A HPLC comprova que uma amostra é Retatrutide?
Não. A HPLC descreve principalmente o comportamento cromatográfico e a pureza em condições específicas. Dois compostos podem produzir picos sem terem a mesma identidade molecular. Por conseguinte, os laboratórios devem combinar a HPLC com a espectrometria de massa ou outro método ortogonal de identificação.
Como deve ser armazenado o péptido de investigação Retatrutide?
Os investigadores devem seguir as informações de estabilidade validadas específicas de cada lote. O material peptídico liofilizado beneficia, em geral, de condições de frio, secura, vedação e proteção contra a luz. Após a preparação da solução, a estabilidade depende fortemente do tampão, da concentração, do pH, da temperatura e do material do recipiente.

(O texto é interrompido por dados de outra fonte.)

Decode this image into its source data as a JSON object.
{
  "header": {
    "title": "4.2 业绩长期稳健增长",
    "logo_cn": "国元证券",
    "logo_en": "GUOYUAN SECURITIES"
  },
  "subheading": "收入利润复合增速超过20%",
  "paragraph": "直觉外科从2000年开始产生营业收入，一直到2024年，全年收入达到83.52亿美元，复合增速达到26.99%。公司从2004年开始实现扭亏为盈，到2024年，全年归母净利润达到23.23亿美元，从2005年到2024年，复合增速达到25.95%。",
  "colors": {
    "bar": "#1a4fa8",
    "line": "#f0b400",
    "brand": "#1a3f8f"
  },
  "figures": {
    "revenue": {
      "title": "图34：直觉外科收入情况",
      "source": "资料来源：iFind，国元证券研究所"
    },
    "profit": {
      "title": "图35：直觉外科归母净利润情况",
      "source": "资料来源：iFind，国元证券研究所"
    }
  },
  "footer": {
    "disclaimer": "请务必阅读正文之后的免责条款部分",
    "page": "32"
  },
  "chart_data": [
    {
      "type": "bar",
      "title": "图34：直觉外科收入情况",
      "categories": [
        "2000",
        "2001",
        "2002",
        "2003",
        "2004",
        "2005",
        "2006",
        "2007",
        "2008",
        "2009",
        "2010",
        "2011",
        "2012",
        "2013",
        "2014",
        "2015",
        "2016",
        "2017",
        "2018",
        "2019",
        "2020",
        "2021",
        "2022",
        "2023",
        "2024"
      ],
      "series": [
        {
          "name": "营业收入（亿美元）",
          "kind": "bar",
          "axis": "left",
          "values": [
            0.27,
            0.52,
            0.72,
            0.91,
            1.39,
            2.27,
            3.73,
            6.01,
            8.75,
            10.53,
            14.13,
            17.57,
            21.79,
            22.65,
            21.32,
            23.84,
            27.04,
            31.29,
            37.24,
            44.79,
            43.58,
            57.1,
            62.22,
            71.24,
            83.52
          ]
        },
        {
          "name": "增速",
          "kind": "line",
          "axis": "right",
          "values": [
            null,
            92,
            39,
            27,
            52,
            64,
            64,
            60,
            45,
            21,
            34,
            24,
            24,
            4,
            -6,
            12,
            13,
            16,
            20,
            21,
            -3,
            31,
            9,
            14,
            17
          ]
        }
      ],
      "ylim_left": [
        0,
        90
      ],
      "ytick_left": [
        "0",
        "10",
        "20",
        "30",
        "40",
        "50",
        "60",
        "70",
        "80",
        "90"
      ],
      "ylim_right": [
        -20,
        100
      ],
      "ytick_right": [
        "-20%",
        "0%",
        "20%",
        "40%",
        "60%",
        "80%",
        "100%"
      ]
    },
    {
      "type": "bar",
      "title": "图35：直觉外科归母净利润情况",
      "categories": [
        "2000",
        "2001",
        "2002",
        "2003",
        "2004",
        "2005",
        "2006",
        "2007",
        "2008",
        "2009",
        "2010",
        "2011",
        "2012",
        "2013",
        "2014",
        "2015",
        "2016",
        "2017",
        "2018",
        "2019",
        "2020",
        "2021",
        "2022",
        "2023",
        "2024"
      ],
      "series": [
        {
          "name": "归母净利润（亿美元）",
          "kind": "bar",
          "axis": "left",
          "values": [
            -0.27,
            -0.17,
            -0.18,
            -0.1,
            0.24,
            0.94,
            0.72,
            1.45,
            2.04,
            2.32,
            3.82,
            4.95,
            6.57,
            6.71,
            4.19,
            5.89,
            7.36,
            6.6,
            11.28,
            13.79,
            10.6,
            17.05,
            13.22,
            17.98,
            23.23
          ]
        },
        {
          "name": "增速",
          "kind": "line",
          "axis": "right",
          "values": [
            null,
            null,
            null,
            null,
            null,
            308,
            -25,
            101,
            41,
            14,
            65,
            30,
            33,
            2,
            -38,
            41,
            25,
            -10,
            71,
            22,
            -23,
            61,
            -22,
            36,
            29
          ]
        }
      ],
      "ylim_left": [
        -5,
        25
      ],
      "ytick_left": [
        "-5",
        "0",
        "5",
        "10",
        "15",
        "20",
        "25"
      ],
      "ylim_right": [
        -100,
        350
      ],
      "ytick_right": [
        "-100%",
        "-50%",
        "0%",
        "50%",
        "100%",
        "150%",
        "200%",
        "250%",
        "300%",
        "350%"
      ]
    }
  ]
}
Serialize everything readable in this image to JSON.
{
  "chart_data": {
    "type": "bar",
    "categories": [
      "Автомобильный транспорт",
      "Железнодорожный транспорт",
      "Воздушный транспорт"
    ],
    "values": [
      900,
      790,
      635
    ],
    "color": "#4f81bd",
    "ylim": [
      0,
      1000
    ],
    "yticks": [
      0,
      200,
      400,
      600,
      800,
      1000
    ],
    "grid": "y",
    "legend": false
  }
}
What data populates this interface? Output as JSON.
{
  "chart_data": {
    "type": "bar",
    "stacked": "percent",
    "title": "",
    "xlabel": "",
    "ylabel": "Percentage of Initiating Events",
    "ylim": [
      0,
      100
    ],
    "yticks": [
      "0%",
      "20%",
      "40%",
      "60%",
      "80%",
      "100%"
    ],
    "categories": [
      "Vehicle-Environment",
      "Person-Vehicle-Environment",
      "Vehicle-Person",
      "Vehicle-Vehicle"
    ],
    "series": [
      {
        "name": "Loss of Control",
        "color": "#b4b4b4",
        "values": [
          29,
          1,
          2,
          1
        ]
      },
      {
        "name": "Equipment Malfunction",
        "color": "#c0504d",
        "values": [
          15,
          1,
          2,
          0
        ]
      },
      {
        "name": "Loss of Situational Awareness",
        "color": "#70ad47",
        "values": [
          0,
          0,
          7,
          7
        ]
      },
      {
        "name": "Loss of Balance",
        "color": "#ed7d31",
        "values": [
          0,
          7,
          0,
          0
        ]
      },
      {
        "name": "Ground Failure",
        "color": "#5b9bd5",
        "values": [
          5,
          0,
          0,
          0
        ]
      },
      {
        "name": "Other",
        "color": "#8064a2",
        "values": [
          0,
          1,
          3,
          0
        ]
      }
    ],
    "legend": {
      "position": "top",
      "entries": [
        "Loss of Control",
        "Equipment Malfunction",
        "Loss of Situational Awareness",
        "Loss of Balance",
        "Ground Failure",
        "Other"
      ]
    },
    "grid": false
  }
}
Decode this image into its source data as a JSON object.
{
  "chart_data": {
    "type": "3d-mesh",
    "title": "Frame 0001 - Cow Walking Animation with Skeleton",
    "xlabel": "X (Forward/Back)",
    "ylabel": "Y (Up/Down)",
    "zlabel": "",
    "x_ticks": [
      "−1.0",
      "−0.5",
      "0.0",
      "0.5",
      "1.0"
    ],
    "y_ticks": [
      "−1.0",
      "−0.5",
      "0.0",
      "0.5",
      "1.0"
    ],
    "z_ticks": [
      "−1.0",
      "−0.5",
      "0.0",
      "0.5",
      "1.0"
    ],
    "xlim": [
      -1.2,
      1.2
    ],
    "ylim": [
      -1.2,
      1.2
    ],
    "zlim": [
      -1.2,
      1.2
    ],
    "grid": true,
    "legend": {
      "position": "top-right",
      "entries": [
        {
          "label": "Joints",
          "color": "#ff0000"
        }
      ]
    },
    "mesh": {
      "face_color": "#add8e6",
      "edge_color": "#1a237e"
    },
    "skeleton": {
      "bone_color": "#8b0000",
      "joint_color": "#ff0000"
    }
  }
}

O que provoca a degradação do Retatrutide?
As possíveis vias de degradação dos péptidos incluem a oxidação, a hidrólise, a desamidação, a agregação e a adsorção. A temperatura, a humidade, o pH, os ciclos repetidos de congelamento-descongelamento e a composição da solução podem alterar essas taxas. Consequentemente, os investigadores devem confirmar a estabilidade experimentalmente para estudos críticos.
Conclusão
O Retatrutide 10 mg refere-se a uma apresentação de investigação sobre o péptido sintético LY3437943.
A nível molecular, o Retatrutide é um péptido modificado composto por 39 aminoácidos. Ativa os recetores GIPR, GLP-1R e GCGR. Por conseguinte, os investigadores classificam-no como um péptido agonista triplo.
O seu valor científico decorre desse perfil multirreceptor. No entanto, a fiabilidade das experiências continua a depender da identidade da amostra, da sua pureza, do controlo do armazenamento e de uma verificação analítica adequada.
Em agosto de 2026, o retatrutide continua a ser um medicamento em fase de investigação. Por conseguinte, o material laboratorial deve manter uma distinção clara entre o que se destina exclusivamente à investigação e evitar a confusão entre material de investigação e um produto terapêutico aprovado.